Here’s how it works: when you come across a word you want to look up in a book or document, you fire up SnaPanda and point the phone’s camera at the page. Tap the word on your screen, confirm your choice, and SnaPanda returns the definition. I have to admit: it’s not only useful; there’s a little surge of delight in seeing it work.
Edulang, makers of SnaPanda, employs a couple of third party tools in making the magic happen: character recognition is accomplished via the open source Tesseract OCR, and the dictionary definitions themselves come from Princeton University’s WordNet. But Edulang has added some magic of their own, particularly in the way the app “grabs” the word you touch on the screen. It really works well, as long as you have decent lighting. And if not, there’s a button to turn on your phone’s flash LED.

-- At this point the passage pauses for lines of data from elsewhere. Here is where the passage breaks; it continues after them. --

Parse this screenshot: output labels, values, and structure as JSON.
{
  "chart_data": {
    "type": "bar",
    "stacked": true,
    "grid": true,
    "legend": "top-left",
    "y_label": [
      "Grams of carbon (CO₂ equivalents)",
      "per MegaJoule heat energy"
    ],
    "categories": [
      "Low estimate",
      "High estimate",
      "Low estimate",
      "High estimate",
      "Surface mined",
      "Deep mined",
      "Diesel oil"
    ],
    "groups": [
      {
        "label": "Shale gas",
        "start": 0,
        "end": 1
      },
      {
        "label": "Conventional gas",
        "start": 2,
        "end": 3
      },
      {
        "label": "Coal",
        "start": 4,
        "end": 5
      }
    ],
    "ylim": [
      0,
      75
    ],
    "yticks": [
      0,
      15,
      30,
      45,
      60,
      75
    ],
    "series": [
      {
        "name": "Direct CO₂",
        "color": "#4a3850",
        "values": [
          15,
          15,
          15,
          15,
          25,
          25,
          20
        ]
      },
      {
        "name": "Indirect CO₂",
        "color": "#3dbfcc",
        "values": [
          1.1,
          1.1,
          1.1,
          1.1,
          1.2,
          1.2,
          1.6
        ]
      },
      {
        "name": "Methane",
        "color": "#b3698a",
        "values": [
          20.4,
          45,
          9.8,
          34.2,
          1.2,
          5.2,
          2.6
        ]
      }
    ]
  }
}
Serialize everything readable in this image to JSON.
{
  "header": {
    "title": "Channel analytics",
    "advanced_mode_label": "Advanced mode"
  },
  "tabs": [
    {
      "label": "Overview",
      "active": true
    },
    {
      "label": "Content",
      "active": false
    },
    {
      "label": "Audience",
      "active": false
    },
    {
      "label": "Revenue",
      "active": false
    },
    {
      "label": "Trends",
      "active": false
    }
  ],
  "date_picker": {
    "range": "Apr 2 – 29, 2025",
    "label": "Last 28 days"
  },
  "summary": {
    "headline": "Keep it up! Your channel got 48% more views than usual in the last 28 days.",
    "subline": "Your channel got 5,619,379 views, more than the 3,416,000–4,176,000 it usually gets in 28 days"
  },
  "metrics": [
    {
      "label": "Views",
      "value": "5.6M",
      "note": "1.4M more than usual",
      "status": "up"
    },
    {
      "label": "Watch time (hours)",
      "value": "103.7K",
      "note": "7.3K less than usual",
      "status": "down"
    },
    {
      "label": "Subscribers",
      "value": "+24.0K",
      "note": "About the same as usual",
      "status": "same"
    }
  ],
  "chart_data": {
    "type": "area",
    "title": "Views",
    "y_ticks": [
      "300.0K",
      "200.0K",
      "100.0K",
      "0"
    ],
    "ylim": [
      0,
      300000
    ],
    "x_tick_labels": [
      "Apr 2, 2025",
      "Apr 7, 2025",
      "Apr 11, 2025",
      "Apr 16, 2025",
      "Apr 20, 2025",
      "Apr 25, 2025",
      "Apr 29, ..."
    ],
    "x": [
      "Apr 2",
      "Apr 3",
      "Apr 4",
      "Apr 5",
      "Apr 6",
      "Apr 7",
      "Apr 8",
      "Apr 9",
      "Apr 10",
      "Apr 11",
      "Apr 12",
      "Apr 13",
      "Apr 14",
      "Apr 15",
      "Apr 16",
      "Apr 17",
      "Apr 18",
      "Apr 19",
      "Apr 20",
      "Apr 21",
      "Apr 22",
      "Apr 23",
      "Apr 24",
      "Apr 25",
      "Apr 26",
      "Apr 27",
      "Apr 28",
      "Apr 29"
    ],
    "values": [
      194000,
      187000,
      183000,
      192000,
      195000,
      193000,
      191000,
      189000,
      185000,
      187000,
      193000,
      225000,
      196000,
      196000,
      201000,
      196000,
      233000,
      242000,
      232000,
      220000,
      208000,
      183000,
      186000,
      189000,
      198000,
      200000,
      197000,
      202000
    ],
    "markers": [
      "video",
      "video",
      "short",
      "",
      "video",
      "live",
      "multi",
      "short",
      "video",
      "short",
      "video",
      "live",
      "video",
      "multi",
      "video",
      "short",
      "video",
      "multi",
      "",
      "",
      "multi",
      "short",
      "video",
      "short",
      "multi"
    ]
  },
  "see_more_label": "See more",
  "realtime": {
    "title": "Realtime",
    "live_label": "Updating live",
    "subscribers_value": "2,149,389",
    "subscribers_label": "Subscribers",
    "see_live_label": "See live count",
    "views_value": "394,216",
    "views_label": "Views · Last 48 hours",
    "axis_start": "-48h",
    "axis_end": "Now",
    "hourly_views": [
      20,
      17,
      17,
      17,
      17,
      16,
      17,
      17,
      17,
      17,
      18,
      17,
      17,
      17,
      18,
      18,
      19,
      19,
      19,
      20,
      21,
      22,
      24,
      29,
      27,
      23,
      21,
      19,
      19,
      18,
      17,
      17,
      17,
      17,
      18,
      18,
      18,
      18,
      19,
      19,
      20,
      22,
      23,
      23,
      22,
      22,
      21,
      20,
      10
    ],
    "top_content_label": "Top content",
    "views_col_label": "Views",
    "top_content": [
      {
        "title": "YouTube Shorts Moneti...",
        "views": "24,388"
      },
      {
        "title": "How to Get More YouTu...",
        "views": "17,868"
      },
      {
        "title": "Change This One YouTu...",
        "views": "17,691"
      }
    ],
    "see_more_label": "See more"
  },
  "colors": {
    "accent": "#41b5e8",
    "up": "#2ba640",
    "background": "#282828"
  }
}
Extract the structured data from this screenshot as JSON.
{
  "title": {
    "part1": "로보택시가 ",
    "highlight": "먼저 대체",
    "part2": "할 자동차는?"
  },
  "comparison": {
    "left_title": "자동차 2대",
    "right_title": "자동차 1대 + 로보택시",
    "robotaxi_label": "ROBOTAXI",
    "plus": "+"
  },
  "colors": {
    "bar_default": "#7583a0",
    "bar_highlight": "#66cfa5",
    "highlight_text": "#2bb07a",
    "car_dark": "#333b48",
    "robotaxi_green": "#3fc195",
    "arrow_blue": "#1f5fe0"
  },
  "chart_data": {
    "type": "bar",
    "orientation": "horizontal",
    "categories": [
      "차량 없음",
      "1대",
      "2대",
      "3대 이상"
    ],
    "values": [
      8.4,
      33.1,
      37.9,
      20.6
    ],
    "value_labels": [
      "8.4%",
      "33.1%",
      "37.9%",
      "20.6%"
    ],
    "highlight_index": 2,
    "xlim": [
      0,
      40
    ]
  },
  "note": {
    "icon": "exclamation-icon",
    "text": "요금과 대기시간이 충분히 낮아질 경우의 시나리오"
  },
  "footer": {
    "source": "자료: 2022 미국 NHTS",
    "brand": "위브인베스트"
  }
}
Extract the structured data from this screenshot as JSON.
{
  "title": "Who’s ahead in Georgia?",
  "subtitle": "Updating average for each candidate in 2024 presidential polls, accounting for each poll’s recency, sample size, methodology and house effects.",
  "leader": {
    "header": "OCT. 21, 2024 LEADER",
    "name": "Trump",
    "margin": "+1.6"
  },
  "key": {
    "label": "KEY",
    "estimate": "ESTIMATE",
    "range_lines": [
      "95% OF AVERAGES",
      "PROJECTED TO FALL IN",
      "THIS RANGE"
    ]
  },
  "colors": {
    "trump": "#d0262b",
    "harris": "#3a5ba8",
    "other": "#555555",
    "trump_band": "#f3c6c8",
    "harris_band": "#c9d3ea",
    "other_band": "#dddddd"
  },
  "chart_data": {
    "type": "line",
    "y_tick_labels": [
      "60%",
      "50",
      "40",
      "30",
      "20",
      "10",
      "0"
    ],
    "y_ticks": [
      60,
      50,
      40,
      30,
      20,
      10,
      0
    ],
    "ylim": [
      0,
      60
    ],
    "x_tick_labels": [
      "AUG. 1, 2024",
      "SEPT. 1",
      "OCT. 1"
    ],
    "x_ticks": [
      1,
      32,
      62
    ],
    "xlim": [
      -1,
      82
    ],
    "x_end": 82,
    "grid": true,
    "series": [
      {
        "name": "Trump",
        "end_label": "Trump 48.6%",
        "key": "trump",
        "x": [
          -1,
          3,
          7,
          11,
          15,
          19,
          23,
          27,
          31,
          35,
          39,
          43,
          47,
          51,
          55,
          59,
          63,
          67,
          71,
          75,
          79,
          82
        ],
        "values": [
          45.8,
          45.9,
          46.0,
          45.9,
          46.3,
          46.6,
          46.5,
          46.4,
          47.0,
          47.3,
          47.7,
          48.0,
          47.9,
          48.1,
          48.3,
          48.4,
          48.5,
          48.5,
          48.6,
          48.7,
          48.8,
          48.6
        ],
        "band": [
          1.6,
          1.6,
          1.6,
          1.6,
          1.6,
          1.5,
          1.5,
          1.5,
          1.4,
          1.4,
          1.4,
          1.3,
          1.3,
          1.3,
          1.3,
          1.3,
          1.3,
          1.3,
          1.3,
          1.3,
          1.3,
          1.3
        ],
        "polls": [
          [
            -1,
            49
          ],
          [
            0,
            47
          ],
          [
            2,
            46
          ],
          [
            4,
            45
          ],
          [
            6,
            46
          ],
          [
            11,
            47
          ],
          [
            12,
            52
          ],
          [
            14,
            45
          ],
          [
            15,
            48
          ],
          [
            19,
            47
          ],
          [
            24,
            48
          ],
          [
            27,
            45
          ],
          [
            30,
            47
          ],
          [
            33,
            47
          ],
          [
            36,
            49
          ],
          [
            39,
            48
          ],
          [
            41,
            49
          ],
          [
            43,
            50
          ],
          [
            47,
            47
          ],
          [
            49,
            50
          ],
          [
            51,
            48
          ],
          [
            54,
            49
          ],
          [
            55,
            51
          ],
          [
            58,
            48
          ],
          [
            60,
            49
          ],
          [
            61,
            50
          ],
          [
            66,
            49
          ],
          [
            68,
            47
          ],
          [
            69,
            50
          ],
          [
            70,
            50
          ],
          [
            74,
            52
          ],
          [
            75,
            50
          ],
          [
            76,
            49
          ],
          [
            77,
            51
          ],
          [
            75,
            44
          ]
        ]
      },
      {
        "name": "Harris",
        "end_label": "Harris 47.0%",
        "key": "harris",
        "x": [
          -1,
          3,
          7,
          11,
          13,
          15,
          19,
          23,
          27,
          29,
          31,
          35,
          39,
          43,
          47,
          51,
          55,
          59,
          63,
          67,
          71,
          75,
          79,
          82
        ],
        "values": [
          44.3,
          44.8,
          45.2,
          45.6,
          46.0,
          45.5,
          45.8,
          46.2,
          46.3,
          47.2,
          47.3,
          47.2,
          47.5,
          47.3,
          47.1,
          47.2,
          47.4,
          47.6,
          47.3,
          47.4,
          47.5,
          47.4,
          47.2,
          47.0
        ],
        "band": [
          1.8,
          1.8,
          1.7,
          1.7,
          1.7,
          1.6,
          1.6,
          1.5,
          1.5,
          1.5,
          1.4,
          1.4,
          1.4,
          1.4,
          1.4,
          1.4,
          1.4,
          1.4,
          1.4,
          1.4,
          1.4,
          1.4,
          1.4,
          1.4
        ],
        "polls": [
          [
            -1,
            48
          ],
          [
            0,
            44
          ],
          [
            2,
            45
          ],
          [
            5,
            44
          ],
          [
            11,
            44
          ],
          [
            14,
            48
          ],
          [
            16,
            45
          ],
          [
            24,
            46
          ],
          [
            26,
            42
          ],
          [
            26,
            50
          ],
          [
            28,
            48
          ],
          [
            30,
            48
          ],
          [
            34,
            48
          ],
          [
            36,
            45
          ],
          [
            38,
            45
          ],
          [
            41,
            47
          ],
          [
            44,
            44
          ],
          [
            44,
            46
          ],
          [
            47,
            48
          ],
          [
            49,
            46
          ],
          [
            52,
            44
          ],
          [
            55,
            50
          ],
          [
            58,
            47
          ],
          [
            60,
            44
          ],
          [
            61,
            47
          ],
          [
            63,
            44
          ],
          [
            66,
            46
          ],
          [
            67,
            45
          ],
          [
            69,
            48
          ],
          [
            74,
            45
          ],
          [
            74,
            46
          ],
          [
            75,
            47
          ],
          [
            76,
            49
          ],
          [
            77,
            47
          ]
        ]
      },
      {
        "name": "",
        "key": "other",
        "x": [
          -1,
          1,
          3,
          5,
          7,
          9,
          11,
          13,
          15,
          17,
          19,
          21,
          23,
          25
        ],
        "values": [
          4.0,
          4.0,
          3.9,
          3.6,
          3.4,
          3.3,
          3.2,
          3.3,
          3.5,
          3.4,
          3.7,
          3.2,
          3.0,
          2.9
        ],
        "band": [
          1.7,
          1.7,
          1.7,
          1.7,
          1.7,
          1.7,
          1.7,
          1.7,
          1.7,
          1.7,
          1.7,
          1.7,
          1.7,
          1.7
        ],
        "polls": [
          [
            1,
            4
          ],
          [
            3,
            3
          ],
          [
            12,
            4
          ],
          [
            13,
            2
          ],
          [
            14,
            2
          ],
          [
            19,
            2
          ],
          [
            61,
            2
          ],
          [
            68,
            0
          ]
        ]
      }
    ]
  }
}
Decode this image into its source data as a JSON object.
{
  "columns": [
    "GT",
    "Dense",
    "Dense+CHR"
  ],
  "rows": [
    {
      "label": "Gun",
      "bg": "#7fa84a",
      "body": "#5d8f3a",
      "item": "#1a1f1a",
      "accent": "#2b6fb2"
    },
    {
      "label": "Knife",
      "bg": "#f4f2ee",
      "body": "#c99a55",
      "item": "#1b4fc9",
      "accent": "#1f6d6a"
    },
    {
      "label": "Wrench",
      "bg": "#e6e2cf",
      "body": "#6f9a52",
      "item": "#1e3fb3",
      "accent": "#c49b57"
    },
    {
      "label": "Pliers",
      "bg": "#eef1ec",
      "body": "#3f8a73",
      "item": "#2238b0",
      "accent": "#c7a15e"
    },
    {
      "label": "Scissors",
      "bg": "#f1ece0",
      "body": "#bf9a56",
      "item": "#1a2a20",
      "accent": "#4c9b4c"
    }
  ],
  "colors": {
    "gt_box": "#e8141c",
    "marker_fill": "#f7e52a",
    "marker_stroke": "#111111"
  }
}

The app is a natural for kids doing their English homework, and the app’s friendly panda bear mascot may mislead some to think it’s only an app for children. But it’s also going to be useful to a lot of adults: older students looking up unfamiliar words; adults learning English as a second language; and people like me, who just read a lot and occasionally come upon a word they want to look up.
Like Swype, a new kind of tool takes a bit of getting used to, and Edulang has put together a new user guide video that answers some common questions about how the app works. The video makes its worldwide debut right here on AndroidGuys.com:
Despite a beta label, SnaPanda is a polished app that works well. That said, it does have a couple of rough edges that hopefully will be polished off as it moves toward a 1.0 release. As mentioned, it does struggle in low light, and in general there is a bit of a learning curve in getting the hang of using it. Also, it did malfunction once in our testing: though apparently recognizing the word, it returned a different definition.
I’d also love to see a wider scope of reference materials available. I’d certainly pay a small fee to use the American Heritage Dictionary, while someone studying a specialized field might want to use the app to look up specific jargon. Translation, or at least foreign language dictionaries, seems like a natural fit as well, though Edulang says they are focusing on English, especially given stiff competition that exists in translation apps. But as-is, it’s certainly earned a spot on my phone, and is well worth a try for students and anyone interested in words.